High Tactile learners acquire knowledge best through manipulation - doing, touching, hands-on, and writing techniques. Primary Tactile learners would benefit from finding their secondary learning mode and use the directions for either Visual or Auditory in conjunction with the following hints.

  1. Write things down because you remember them better that way.
  2. Try studying with a friend so that you can talk out loud and hear the information.
  3. When memorizing, pace or walk around while reciting to yourself or looking at a note card, and also try writing the information on a desk with your fingers.

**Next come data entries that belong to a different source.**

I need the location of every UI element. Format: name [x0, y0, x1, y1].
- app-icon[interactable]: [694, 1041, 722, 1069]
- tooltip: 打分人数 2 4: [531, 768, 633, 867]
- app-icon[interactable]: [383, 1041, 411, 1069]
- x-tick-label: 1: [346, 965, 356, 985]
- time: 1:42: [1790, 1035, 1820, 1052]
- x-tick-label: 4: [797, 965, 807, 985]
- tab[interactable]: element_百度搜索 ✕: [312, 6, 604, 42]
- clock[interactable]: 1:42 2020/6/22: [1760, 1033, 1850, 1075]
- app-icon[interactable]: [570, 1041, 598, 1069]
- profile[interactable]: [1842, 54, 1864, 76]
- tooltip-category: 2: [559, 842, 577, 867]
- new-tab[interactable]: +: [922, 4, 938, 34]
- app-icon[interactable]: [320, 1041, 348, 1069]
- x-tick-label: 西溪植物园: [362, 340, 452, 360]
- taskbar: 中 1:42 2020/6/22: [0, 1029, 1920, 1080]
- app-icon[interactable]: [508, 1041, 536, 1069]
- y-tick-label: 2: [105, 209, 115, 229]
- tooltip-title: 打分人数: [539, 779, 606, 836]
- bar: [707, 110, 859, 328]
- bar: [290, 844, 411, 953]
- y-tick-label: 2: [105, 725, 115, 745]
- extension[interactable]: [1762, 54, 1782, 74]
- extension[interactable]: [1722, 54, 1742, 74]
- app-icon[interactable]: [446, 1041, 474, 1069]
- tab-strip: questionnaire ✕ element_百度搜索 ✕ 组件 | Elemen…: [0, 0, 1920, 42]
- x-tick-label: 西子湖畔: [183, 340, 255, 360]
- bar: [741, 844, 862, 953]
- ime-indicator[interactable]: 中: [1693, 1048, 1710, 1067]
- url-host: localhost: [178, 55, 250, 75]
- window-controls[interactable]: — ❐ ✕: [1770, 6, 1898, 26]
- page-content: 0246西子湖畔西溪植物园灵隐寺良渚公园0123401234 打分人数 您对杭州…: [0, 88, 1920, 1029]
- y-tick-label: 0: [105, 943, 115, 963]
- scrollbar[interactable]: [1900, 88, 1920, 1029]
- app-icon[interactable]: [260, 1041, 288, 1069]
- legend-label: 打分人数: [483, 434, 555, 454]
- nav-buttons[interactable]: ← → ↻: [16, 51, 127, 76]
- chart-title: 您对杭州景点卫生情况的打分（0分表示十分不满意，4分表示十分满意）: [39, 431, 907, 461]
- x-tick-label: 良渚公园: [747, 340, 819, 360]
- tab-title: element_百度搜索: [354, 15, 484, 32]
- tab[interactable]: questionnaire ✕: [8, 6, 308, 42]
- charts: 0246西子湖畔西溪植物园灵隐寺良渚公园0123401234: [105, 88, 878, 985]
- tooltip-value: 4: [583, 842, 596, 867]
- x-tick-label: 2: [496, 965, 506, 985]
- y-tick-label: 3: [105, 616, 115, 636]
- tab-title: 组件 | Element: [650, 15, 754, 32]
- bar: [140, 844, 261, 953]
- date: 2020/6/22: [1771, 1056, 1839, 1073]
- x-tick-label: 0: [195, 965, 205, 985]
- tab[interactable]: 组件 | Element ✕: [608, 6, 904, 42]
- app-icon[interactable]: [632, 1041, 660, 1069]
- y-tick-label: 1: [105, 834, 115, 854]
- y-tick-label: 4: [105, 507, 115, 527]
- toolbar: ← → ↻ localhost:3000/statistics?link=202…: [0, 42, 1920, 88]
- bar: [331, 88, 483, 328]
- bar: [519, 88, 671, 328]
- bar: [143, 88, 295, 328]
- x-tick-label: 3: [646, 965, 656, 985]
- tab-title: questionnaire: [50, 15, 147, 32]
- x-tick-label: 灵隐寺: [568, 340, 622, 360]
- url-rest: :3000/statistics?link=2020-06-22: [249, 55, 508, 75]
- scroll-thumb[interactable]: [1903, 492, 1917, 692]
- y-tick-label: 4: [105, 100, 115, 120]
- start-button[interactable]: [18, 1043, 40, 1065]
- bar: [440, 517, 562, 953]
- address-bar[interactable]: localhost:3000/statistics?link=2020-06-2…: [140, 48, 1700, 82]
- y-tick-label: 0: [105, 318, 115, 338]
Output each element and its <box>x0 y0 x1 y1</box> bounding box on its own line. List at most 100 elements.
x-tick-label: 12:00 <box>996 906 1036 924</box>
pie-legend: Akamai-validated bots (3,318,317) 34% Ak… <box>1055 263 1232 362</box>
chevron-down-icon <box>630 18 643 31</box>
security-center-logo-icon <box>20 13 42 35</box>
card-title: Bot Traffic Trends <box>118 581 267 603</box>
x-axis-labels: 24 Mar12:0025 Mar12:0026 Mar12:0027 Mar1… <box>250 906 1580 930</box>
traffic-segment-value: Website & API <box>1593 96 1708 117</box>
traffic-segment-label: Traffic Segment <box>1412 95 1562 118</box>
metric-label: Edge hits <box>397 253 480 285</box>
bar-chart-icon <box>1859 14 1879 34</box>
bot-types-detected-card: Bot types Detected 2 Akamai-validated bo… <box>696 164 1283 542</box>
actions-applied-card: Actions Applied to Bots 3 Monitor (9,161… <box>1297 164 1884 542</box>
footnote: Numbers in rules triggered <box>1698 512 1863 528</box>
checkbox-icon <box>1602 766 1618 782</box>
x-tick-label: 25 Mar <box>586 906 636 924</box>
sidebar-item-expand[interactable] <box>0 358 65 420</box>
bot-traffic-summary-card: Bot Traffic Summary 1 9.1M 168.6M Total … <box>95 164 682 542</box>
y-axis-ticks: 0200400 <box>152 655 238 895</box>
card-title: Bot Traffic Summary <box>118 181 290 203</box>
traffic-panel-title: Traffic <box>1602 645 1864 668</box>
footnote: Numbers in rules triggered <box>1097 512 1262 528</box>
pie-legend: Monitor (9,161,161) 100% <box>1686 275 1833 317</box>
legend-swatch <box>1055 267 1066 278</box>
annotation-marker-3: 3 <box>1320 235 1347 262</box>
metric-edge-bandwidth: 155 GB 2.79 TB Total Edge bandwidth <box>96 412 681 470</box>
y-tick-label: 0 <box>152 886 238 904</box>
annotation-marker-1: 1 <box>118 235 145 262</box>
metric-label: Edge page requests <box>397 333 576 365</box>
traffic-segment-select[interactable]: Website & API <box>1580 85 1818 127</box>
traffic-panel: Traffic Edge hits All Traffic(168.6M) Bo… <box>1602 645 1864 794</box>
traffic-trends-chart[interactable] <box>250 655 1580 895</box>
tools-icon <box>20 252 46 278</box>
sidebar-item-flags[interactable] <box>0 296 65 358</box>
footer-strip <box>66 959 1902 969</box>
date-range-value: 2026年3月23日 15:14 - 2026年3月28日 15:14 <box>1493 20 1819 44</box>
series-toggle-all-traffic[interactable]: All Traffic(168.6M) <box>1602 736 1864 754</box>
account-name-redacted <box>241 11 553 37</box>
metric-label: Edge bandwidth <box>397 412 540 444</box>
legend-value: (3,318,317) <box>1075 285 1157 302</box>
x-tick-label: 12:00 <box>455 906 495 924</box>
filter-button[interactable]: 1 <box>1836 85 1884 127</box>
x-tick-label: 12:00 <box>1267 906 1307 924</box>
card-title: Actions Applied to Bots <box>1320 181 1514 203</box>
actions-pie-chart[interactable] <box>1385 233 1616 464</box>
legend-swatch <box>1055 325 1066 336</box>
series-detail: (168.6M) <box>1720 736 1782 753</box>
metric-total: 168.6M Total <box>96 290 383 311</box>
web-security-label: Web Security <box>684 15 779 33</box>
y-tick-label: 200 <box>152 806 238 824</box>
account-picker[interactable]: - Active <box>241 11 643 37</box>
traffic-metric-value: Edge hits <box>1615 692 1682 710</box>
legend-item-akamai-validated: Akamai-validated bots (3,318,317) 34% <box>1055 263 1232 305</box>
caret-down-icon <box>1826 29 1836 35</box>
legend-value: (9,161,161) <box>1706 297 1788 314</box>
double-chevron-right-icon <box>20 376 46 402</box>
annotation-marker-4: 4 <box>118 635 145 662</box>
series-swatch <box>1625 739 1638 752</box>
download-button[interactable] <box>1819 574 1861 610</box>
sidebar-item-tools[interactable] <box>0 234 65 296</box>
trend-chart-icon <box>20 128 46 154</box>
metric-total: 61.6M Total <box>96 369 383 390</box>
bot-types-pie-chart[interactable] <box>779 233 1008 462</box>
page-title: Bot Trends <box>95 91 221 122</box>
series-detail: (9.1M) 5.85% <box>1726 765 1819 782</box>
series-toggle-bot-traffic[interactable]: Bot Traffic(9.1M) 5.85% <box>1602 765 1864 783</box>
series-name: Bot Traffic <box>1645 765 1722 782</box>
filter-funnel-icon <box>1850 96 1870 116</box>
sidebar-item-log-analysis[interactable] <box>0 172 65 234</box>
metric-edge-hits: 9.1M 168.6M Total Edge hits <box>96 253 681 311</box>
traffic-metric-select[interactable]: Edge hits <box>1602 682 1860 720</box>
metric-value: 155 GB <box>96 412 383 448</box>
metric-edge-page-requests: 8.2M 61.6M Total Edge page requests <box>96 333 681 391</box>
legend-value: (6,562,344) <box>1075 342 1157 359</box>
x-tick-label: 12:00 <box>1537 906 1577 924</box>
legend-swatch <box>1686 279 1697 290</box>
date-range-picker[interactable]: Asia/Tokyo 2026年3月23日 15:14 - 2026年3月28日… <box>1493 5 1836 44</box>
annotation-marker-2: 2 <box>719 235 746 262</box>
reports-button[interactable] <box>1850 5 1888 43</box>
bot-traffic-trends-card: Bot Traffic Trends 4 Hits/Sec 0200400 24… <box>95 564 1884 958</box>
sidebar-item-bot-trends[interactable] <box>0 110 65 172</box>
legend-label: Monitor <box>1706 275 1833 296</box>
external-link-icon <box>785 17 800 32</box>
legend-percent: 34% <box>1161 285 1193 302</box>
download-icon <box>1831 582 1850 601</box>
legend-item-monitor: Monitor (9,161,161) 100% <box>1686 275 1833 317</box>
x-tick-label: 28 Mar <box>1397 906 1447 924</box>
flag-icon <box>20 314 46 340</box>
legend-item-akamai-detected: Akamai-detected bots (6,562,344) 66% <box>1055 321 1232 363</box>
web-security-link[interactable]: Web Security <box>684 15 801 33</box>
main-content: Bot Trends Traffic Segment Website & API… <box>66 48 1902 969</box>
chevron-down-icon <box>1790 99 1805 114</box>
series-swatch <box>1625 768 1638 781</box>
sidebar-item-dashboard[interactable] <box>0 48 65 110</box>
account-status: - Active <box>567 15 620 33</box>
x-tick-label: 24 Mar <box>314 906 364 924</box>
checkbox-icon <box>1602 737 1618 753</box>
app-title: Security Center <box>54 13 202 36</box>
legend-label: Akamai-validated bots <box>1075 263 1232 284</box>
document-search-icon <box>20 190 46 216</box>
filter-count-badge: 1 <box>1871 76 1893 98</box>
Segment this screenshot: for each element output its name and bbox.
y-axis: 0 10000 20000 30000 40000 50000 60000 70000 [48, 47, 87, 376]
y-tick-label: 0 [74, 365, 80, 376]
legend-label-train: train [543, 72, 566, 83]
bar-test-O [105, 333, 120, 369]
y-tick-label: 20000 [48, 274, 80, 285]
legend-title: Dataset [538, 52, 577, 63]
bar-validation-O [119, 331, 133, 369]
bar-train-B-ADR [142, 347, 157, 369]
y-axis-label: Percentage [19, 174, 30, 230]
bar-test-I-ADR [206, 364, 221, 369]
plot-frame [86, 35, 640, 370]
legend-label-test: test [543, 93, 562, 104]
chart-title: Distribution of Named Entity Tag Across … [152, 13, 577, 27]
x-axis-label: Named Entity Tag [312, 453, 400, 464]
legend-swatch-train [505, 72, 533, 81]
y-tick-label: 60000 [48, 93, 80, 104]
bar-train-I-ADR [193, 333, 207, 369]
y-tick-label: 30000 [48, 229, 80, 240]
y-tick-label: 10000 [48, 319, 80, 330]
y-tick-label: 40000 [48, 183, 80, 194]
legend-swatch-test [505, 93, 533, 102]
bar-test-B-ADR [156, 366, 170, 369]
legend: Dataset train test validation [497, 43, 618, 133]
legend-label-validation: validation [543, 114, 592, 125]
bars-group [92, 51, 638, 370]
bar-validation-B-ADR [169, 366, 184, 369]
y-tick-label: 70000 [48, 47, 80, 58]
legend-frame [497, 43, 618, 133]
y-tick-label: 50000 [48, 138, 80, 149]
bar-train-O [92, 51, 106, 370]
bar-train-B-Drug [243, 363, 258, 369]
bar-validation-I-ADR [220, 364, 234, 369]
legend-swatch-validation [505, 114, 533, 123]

  4. Keep something in your hand that is malleable. Knead or tap to a rhythm as you study. As much as you can, translate what you are learning into something that can be touched. Typing is helpful, as is writing your notes. If possible, type your notes on index cards. Eating, drinking, chewing gum, and listening to music are also helpful. 
  5. Read an assignment for 25 minutes (no more -you lose 85% of your input after the first 25 minutes.) When beginning a textbook chapter, read the summary to get a general idea of the information. Then begin the reading.
  6. Underline main points in an eye-arresting color - for example, neon highlighters.
  7. At the end of25 minutes, take a one-to-five minute break. Disconnect totally from your reading - exercise, relax, snack - whatever is comfortable for you.
  8. Review underlined material after your break. If Auditory is your secondary preference, review aloud all underlined materials.
  9. Read for 25 minutes and underline.
  10. Take a break.
  11. Review from the beginning of underlined material.